Mrs Jewel Taylor was concerned about the number of African youth who travel on a daily basis through the desert and on the seas to seek greener pastures and die in the process and opined that the time had come for Africa to create its own centres of excellence so that the children, the continent’s next generation, will develop it to another level.

She said there was the need for all leaders of Africa to internalise all the resources within the continent in order to develop “as whatever we require is right here in Africa, and there are so many opportunities here.

“As the western world has formed their blocs in order to consolidate their gains, Africa needs to do same,” she stressed.

Women empowerment

According to Mrs Taylor, transitioning from being a former First Lady to being the Vice-President of a post-conflict nation has been very challenging, but being an activist of gender equality had propelled her to forge ahead.

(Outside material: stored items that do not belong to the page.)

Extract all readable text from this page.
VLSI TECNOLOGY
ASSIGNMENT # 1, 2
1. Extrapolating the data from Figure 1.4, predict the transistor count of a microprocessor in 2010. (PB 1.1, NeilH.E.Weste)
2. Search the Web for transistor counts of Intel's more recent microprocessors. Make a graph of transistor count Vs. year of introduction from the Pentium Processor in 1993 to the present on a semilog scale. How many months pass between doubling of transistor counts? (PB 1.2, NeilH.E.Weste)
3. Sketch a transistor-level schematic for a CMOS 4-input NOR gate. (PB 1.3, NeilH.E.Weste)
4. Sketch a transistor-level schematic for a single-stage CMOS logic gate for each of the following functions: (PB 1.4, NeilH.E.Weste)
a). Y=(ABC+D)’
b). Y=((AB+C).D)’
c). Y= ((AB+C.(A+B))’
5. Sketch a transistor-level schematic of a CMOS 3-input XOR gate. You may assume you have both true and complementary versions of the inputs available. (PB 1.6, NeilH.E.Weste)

To her, it was important for competent women to play roles in all aspects of a nation’s development, be it in the executive, judiciary, academia, security services, politics and the socio-economic activities, to help in the accelerated development of their countries.

The Liberian Vice-President further said in the past, women trained to take up roles as secretaries, nurses and teachers among others, but that had changed now and in order to climb the societal ladder, women first needed to know what they were cut out for.

She said it was encouraging to see more women take up roles up the ladder becoming whatever they wanted now, but the pace was still slow, advocating a change going forward, given their key role in development.

”When I was enrolled at the university aged 17, I had no idea what subject I wanted to read and to top it up, my father warned me not to do political science because politics was not for women so I had to settle on banking.

“But here I am today fully in politics and I have learnt that as a woman, you have to find a way to make your voice count and be heard, you have to find your passion and be prepared for the challenges ahead, as the higher you climb, the bigger the problems,” she advised.

She further encouraged all women not to relent in their dreams and that “once you step up on the stage, you cannot fail as so many eyes are on you with great expectations”.